The National Federation of Independent Business says owners it surveyed last month expect their companies' sales and overall business conditions to pick up after the election and the end of the year.
That brighter outlook helped lift the NFIB's small business optimism index by 1.7 points in August to 92.9. The NFIB, which lobbies on behalf of small business owners, compiled the index from its survey of 736 of its members.
Many business owners have refrained from hiring or expanding their companies not only because of the economy, but also because of the uncertainty over the presidential election.
The survey still shows that business owners have a generally dim view of the current economy, said William Dunkelberg, the NFIB's chief economist. "There is too much uncertainty to make major financial commitments," he said.
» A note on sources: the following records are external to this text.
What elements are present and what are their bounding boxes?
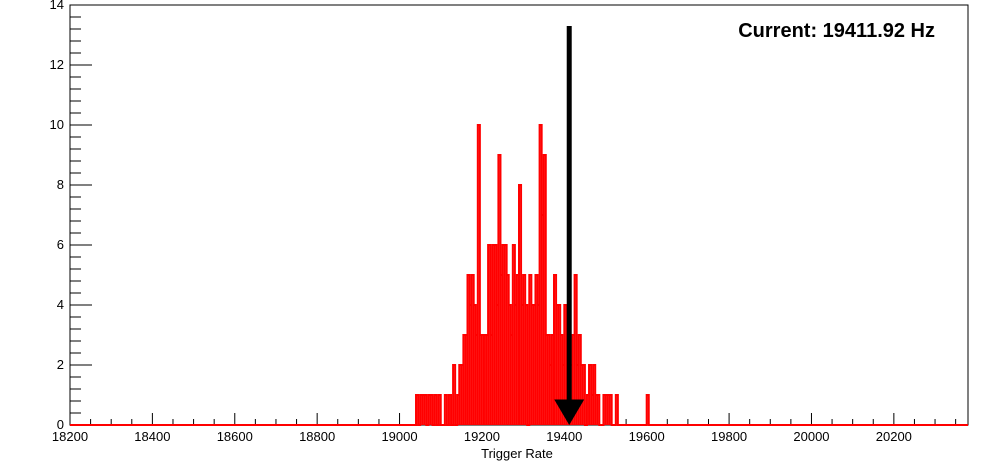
y-tick-label: 10 — [50, 117, 64, 132]
x-tick-label: 18600 — [217, 429, 253, 444]
x-axis-title: Trigger Rate — [481, 446, 553, 461]
x-tick-label: 19800 — [711, 429, 747, 444]
x-tick-label: 19200 — [464, 429, 500, 444]
x-tick-label: 19400 — [546, 429, 582, 444]
x-tick-label: 20000 — [793, 429, 829, 444]
y-axis: 0 2 4 6 8 10 12 14 — [50, 0, 92, 432]
y-tick-label: 0 — [57, 417, 64, 432]
histogram-series — [70, 124, 968, 426]
x-tick-label: 19600 — [629, 429, 665, 444]
y-tick-label: 2 — [57, 357, 64, 372]
x-tick-label: 19000 — [381, 429, 417, 444]
current-rate-arrow — [554, 26, 585, 425]
y-tick-label: 8 — [57, 177, 64, 192]
x-tick-label: 20200 — [876, 429, 912, 444]
y-tick-label: 4 — [57, 297, 64, 312]
x-tick-label: 18200 — [52, 429, 88, 444]
y-tick-label: 14 — [50, 0, 64, 12]
x-axis: 18200 18400 18600 18800 19000 19200 19400 19600… — [52, 413, 957, 444]
y-tick-label: 12 — [50, 57, 64, 72]
current-rate-label: Current: 19411.92 Hz — [738, 20, 935, 42]
x-tick-label: 18800 — [299, 429, 335, 444]
y-tick-label: 6 — [57, 237, 64, 252]
x-tick-label: 18400 — [134, 429, 170, 444]
arrow-head — [554, 399, 585, 425]
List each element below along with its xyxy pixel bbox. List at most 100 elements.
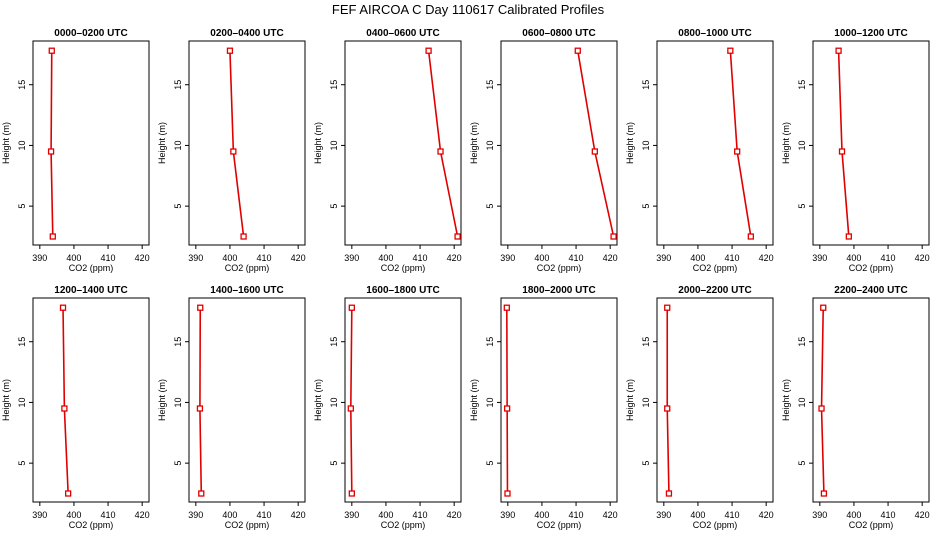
x-axis-label: CO2 (ppm): [537, 520, 582, 530]
data-point: [503, 405, 511, 412]
data-point: [591, 148, 598, 155]
x-tick-label: 420: [447, 510, 462, 520]
y-tick-label: 15: [17, 337, 27, 347]
data-point: [818, 405, 825, 412]
y-tick-label: 10: [329, 397, 339, 407]
x-tick-label: 400: [846, 253, 861, 263]
x-tick-label: 400: [378, 253, 393, 263]
x-tick-label: 420: [135, 510, 150, 520]
plot-frame: [188, 297, 306, 503]
x-tick-label: 400: [66, 253, 81, 263]
profile-line: [505, 307, 509, 494]
y-tick-label: 5: [329, 204, 339, 209]
data-point: [437, 148, 444, 155]
y-axis-label: Height (m): [157, 122, 167, 164]
profile-panel: 0200–0400 UTC 390 400 410 420 5 10 15 CO2 (ppm) H…: [157, 28, 306, 273]
x-axis-label: CO2 (ppm): [69, 263, 114, 273]
x-tick-label: 410: [101, 510, 116, 520]
data-point: [64, 490, 72, 497]
x-tick-label: 400: [846, 510, 861, 520]
plot-frame: [656, 297, 774, 503]
x-axis-label: CO2 (ppm): [69, 520, 114, 530]
plot-frame: [812, 40, 930, 246]
panel-title: 0200–0400 UTC: [210, 28, 283, 39]
x-tick-label: 400: [690, 510, 705, 520]
y-tick-label: 10: [17, 140, 27, 150]
profile-panel: 2200–2400 UTC 390 400 410 420 5 10 15 CO2 (ppm) H…: [781, 285, 930, 530]
x-tick-label: 410: [881, 510, 896, 520]
y-tick-label: 15: [173, 80, 183, 90]
panel-title: 0400–0600 UTC: [366, 28, 439, 39]
x-tick-label: 420: [759, 253, 774, 263]
y-axis-label: Height (m): [781, 379, 791, 421]
x-tick-label: 410: [569, 510, 584, 520]
profile-panel: 2000–2200 UTC 390 400 410 420 5 10 15 CO2 (ppm) H…: [625, 285, 774, 530]
x-tick-label: 410: [569, 253, 584, 263]
y-axis-label: Height (m): [781, 122, 791, 164]
x-axis-label: CO2 (ppm): [381, 263, 426, 273]
x-tick-label: 420: [447, 253, 462, 263]
data-point: [59, 304, 67, 311]
profile-panel: 1200–1400 UTC 390 400 410 420 5 10 15 CO2 (ppm) H…: [1, 285, 150, 530]
x-tick-label: 390: [32, 510, 47, 520]
x-tick-label: 410: [413, 510, 428, 520]
data-point: [820, 304, 827, 311]
panel-title: 0000–0200 UTC: [54, 28, 127, 39]
data-point: [230, 148, 237, 155]
x-tick-label: 400: [222, 253, 237, 263]
y-tick-label: 5: [17, 204, 27, 209]
profile-panel: 1800–2000 UTC 390 400 410 420 5 10 15 CO2 (ppm) H…: [469, 285, 618, 530]
profile-panel: 1000–1200 UTC 390 400 410 420 5 10 15 CO2 (ppm) H…: [781, 28, 930, 273]
y-tick-label: 15: [641, 80, 651, 90]
data-point: [198, 490, 205, 497]
x-tick-label: 420: [135, 253, 150, 263]
y-axis-label: Height (m): [1, 379, 11, 421]
x-tick-label: 390: [344, 510, 359, 520]
data-point: [845, 233, 852, 240]
x-tick-label: 390: [188, 253, 203, 263]
panel-title: 0800–1000 UTC: [678, 28, 751, 39]
data-point: [49, 233, 56, 240]
y-axis-label: Height (m): [157, 379, 167, 421]
plot-frame: [32, 297, 150, 503]
panel-title: 0600–0800 UTC: [522, 28, 595, 39]
panel-title: 1800–2000 UTC: [522, 285, 595, 296]
x-tick-label: 390: [656, 510, 671, 520]
x-tick-label: 410: [413, 253, 428, 263]
plot-frame: [656, 40, 774, 246]
x-tick-label: 420: [291, 253, 306, 263]
y-tick-label: 10: [485, 397, 495, 407]
y-tick-label: 10: [641, 397, 651, 407]
x-tick-label: 410: [725, 253, 740, 263]
y-tick-label: 5: [797, 461, 807, 466]
data-point: [820, 490, 828, 497]
x-tick-label: 410: [257, 510, 272, 520]
y-tick-label: 10: [17, 397, 27, 407]
data-point: [835, 47, 842, 54]
y-tick-label: 10: [641, 140, 651, 150]
data-point: [727, 47, 734, 54]
data-point: [610, 233, 617, 240]
y-tick-label: 10: [797, 397, 807, 407]
x-tick-label: 390: [344, 253, 359, 263]
y-tick-label: 10: [797, 140, 807, 150]
data-point: [226, 47, 234, 54]
x-tick-label: 390: [812, 510, 827, 520]
y-tick-label: 15: [329, 80, 339, 90]
x-axis-label: CO2 (ppm): [225, 520, 270, 530]
y-tick-label: 5: [485, 204, 495, 209]
x-axis-label: CO2 (ppm): [381, 520, 426, 530]
data-point: [47, 148, 55, 155]
x-axis-label: CO2 (ppm): [693, 263, 738, 273]
profile-panel: 0000–0200 UTC 390 400 410 420 5 10 15 CO2 (ppm) H…: [1, 28, 150, 273]
y-tick-label: 10: [329, 140, 339, 150]
plot-frame: [812, 297, 930, 503]
x-tick-label: 390: [500, 510, 515, 520]
data-point: [197, 304, 204, 311]
profile-panel: 0600–0800 UTC 390 400 410 420 5 10 15 CO2 (ppm) H…: [469, 28, 618, 273]
y-axis-label: Height (m): [469, 122, 479, 164]
data-point: [734, 148, 741, 155]
x-tick-label: 410: [257, 253, 272, 263]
Dunkelberg called the August index "another solid recession reading."
Still, "it could be they're starting to see things at street level that we don't see in the (economic) numbers" that come out each month, Dunkelberg said. He noted that car and truck sales have been strong, there have been some signs of recovery in the housing market and the energy industry in the Midwest is doing well.
"These are thing that are happening that are making some owners more optimistic," he said.
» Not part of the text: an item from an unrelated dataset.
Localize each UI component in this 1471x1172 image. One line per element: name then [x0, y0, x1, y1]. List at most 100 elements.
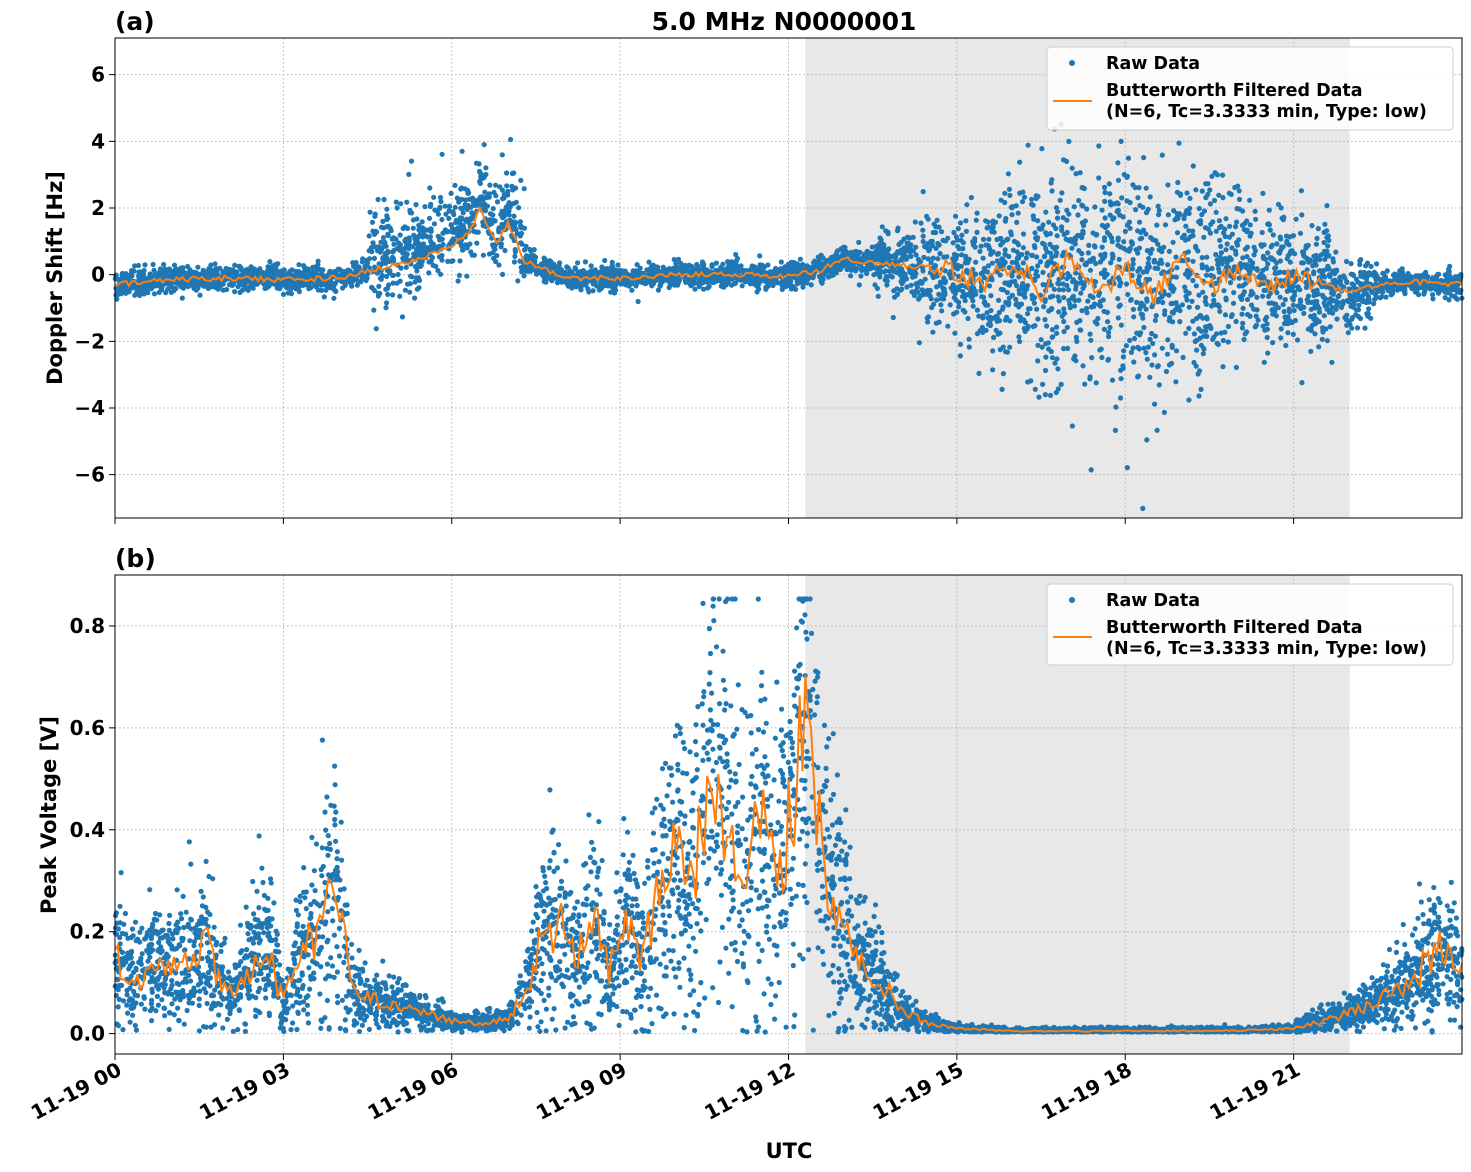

David Audretsch, an economics professor at Indiana University's Institute for Development Strategies, said that while the economy is recovering more slowly than after past recessions, small business owners aren't paying attention to economic numbers such as the government's monthly jobs report. Instead, they're focused on what's going on in their own environment.
"I think they're feeling that things are getting better," he said. "Small business tends to be a leading indicator of the business cycle."
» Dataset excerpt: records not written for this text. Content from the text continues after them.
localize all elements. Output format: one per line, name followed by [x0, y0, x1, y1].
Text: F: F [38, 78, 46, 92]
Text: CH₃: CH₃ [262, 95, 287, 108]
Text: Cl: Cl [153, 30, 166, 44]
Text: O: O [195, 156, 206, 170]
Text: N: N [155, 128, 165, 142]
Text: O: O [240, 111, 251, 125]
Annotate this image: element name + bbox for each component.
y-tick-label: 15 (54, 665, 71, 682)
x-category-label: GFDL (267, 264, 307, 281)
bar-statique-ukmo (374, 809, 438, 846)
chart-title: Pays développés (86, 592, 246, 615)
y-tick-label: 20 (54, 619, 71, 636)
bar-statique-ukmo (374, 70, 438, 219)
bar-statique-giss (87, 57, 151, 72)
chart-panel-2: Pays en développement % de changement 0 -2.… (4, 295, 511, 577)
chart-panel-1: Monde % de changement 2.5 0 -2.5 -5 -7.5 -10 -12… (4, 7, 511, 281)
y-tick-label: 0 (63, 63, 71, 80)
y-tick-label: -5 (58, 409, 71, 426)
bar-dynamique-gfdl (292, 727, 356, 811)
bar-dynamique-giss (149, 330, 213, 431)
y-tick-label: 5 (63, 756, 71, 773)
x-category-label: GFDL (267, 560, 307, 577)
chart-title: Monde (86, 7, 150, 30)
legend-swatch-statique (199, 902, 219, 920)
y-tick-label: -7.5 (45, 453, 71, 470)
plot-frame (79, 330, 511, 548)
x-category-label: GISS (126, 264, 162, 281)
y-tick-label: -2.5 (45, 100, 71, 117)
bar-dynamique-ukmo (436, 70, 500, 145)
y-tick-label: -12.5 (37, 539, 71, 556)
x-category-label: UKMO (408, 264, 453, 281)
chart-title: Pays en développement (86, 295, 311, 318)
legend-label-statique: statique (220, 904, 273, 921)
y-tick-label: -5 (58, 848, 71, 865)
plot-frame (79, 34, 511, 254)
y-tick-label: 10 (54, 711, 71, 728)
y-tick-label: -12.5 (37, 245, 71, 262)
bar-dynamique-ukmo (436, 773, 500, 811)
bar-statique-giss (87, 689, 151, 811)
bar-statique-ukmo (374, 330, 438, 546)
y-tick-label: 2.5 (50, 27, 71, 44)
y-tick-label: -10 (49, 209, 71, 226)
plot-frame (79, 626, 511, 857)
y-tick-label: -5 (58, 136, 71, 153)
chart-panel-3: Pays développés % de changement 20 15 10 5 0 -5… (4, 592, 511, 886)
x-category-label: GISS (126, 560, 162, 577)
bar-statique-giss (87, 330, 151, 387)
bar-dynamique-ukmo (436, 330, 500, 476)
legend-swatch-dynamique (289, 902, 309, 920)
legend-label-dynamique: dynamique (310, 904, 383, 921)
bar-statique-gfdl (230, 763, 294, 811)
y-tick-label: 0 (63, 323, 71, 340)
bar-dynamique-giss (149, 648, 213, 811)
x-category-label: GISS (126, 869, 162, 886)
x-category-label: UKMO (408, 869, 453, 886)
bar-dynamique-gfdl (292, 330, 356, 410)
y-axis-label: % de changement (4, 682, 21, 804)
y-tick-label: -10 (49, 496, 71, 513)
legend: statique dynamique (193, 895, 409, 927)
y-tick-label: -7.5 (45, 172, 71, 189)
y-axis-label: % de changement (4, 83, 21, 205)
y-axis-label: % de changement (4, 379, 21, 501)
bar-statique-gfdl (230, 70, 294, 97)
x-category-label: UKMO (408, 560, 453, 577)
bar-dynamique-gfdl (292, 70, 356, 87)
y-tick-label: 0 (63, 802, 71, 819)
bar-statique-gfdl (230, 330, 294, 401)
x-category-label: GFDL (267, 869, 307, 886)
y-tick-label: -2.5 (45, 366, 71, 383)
The number of owners who said they expect to create new jobs rose 5 percentage points from July to 10 percent. While the reading is low, the increase was significant.
The number of owners expecting their sales to improve also rose 5 percentage points to 1 percent, erasing a negative reading in July but still weak. The number of owners who expect business conditions to improve in six months rose 6 percentage points, although that reading remained negative at 2 percent.
Nearly a quarter of the owners, 24 percent, said they plan to make capital expenditures in the next three to six months, up 3 percentage points. Capital expenditures include purchases such as vehicles, equipment and real estate and also include improving or expanding buildings and facilities.